What you need to solve your problem is the correct .htaccess file to be placed in the "/var/www/html/magento/" folder. It is a common mistake to copy files across to the document root for Apache using "cp -r * /var/www/html/magento/" command and not realize that that command leaves out the critical .htaccess file from your originally copying folder to the Apache document root. 

Go look in the folder you originally checked out or unzipped Magento to. In there, you will see a .htaccess file that is not in your Document root. Copy it to your document root at "/var/www/html/magento/and you should be on your way. If that was actually your problem, make sure you set you SELinux permissions on the files you copied to your document root too, as Apache and Centos will throw a fit if they are not set properly.

Subscribe to my Magento Security Podcast
Tags (2)

Re: Securing .htaccess

OK, I've copied the .htaccess file from the original Magento installation directory per recommendations.  It now resides in "/var/www/html/magento/var"  Permissions are set to 644 for that file.  Owner and group are: 

-rw-r--r--. 1 apache root 5667 Jan 19 09:44 .htaccess

Magereport is STILL showing an unprotected /var path.

Re: Securing .htaccess

Your .htaccess file should be in "/var/www/html/magento/" folder.
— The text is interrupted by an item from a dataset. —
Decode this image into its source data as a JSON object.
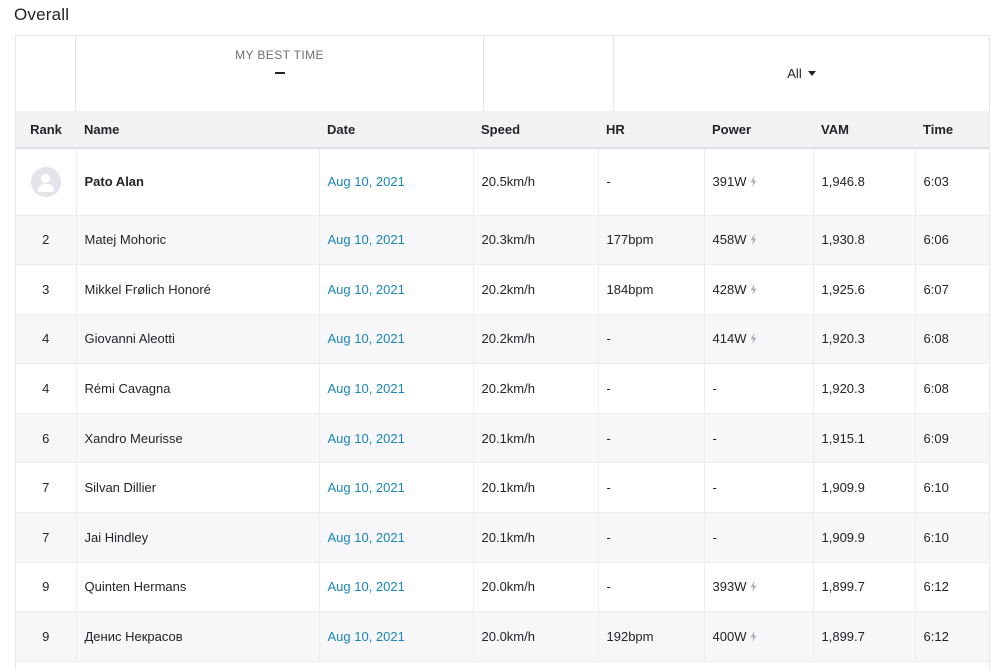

You placed it in the "/var/www/html/magento/var" folder. I know these can get confusing sometimes. Smiley Very Happy

Subscribe to my Magento Security Podcast

Re: Securing .htaccess

It actually is in /var/www/html/magento/   I'm sorry, I incorrectly added the /var in my post above.  


[root@webserver var]# locate .htaccess

Re: Securing .htaccess

I never got a resolution to this.  From what I can tell, my .htaccess file is in the correct locaiton.  Anyone able to help?

Re: Securing .htaccess


 Is it possible that your Apache setup isn't configured to use .htaccess files? 


(Generic Example) In the httpd.conf file there would be



<Directory "/var/www/html">
AllowOverride all



I think on new apache installs that defaults to AllowOverride none


Where the Directory /var/www/html would be wherever your website is located.